General

Russian paramilitaries planning further operations in border area

The Freedom of Russia Legion, a paramilitary volunteer battalion, is planning more operations in the Russian border area, according to a spokesman.

‘There will be a further surprise in the next month or so,’ Maximillian Andronnikov, who goes by the name Caesar, told British Sunday newspaper The Observer in an interview. ‘It will be our third operation,’ he said.

After that, he said, there will be a fourth and a fifth. ‘We have ambitious plans. We want to free all our territory,’ the spokesman added.

The Freedom of Russia Legion consists of Russian nationalists who are currently fighting on the side of Ukraine.

In May and June, fighters from the legion together with the Russian Volunteer Corps were involved in attacks in the Russian border region of Belgorod near Ukraine.

According to Ukrainian intelligence, such operations are intended, among other things, to liberate the area from Russian President Valdimir Putin’s regime.
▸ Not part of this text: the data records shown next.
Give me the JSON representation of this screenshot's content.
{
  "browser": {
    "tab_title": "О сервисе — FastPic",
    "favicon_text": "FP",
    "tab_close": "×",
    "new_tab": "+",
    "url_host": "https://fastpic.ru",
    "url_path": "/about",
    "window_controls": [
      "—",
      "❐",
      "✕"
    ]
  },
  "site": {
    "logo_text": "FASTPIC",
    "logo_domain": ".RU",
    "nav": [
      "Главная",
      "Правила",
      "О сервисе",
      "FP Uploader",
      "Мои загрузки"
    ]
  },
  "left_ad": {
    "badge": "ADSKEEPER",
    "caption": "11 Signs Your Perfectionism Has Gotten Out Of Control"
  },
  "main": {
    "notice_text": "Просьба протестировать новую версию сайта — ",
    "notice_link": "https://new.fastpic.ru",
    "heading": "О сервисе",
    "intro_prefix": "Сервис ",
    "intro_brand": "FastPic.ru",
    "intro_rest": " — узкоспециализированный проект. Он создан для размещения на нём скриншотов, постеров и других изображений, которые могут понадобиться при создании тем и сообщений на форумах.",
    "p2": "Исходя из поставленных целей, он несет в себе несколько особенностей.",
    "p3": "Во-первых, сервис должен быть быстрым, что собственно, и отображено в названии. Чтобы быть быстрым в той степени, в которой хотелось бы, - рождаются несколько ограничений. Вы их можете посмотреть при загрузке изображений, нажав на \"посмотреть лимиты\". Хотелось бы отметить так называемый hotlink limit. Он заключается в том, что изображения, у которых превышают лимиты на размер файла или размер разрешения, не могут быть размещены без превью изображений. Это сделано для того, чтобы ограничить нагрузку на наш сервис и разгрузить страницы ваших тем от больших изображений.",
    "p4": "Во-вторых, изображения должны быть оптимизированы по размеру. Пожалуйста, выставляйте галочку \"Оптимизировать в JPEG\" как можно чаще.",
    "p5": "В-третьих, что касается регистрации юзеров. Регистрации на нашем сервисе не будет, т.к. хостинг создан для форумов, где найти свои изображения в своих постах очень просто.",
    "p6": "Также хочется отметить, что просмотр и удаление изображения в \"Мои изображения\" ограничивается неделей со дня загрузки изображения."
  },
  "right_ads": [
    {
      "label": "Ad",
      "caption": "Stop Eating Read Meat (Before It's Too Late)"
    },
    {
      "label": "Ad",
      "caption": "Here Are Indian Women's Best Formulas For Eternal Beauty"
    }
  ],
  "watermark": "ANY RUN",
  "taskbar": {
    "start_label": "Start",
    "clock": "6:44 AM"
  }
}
The government in Kiev insists it has nothing to do with the attacks.

Andronnikov sees Putin as weakened after the short-lived uprising by mercenary leader Yevgeny Prigozhin’s Wagner group in late June.

According to the Observer, he expects Putin’s government to collapse by the end of 2024. He says there is discontent in the Russian army because many soldiers who joined the military for financial reasons have not been paid: ‘There’s a huge problem with money.’

In Washington, the Institute for the Study of War (ISW) said that the Wagner group and Prigozhin remained a threat to Putin.

Allowing Prigozhin and 25,000 Wagner fighters apparent full freedom of movement in Russia ‘shows that Putin has either remarkable (and unwarranted) confidence in their renewed loyalty, desperation to lure as many as possible to his side, or an inability to take action against them,’ the ISW said.

It noted that the status of the deal between Putin and Prigozhin remained unclear and could be in flux.

Belarusian President Alexander Lukashenko’s statement last week that Wagner forces were not in Belarus contradicted earlier reports that Wagner fighters were being incorporated into the Russian military, standing down or moving to Belarus, it said.

The implications of the Wagner rebellion remained unclear, ‘but Ukraine has already benefited from the rebellion and may gain further benefits,’ the ISW said.

From London, the British Ministry of Defence (MoD) said that Russian state media ‘were almost certainly initially surprised by the mutiny and were not prepared.’

After Russian television maintained its usual schedule, state outlets had sought to correct claims that the security forces had been passive, it said.

London also noted that the Telegram channels used by the Wagner group ‘have largely gone silent, almost certainly due to state intervention.’

This contrasted with the way Putin was undertaking ‘unusually prominent public engagements, almost certainly aiming to project strength’ it said.